38 Toen legde hij de stokken, die hij aldus van hun schors had ontdaan, vlak voor de geiten in de drinkbakken en waterbekkens, waaruit het vee kwam drinken. En als het vee dan bronstig werd, wanneer het kwam drinken,
Puis il plaça les verges qu'il avait ainsi écorcées, dans les auges, les abreuvoirs où les brebis venaient boire les unes vis-à-vis des autres. Et elles s'accouplaient lorsqu'elles venaient boire.
39 besprong het elkaar bij de stokken, en wierp dus gestreepte, gevlekte en gespikkelde lammeren,
Et les brebis s'accouplaient tournées vers les baguettes, et elles mettaient bas des portées bigarrées, tachetées et marquetées.
40 die door Jakob werden afgezonderd. Maar de schapen keerde hij met de koppen naar alle gevlekte en zwarte schapen van de kudde van Laban. Zo vormde hij een afzonderlijke kudde, die hij niet bij de kudde van Laban liet komen.
Et Jacob mettait à part les agneaux bigarrés, et il faisait que les brebis eussent en vue les bigarrées et toutes les brunes appartenant au troupeau de Laban, et il se formait des troupeaux séparés qu'il ne joignait point au troupeau de Laban.

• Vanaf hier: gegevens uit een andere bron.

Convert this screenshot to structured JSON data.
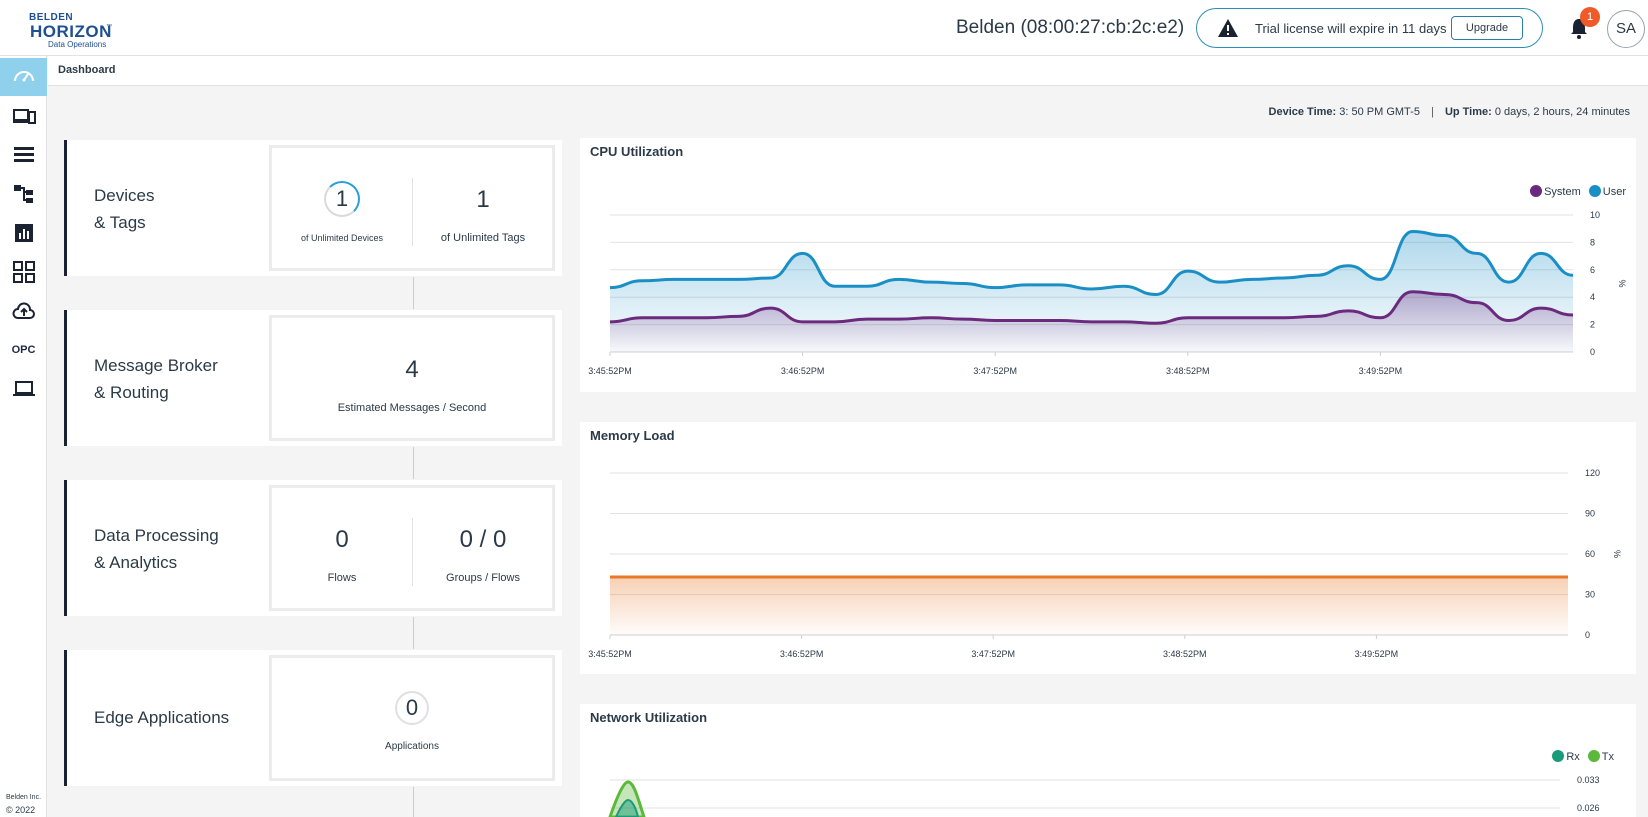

41 Wanneer nu de sterke beesten bronstig waren, legde Jakob de stokken voor de kudde in de drinkbakken, zodat ze elkander bij de stokken besprongen.
Et toutes les fois que les moutons vigoureux s'accouplaient, Jacob plaçait les verges devant les yeux des brebis dans les auges, pour que l'accouplement se fit en face des baguettes;
42 Maar bij de zwakke dieren deed hij dat niet. Op die manier kreeg Laban de zwakke dieren en Jakob de sterke.
mais quand les brebis étaient débiles, il ne les plaçait pas; et ainsi les débiles allaient à Laban et les vigoureuses à Jacob.
43 Zo werd die man buitengewoon rijk, en kreeg hij talrijke kudden, slavinnen en slaven, kamelen en ezels.
Et Jacob s'accrut de plus en plus, et il acquit un grand nombre de brebis et de servantes et de serviteurs et de chameaux et d'ânes.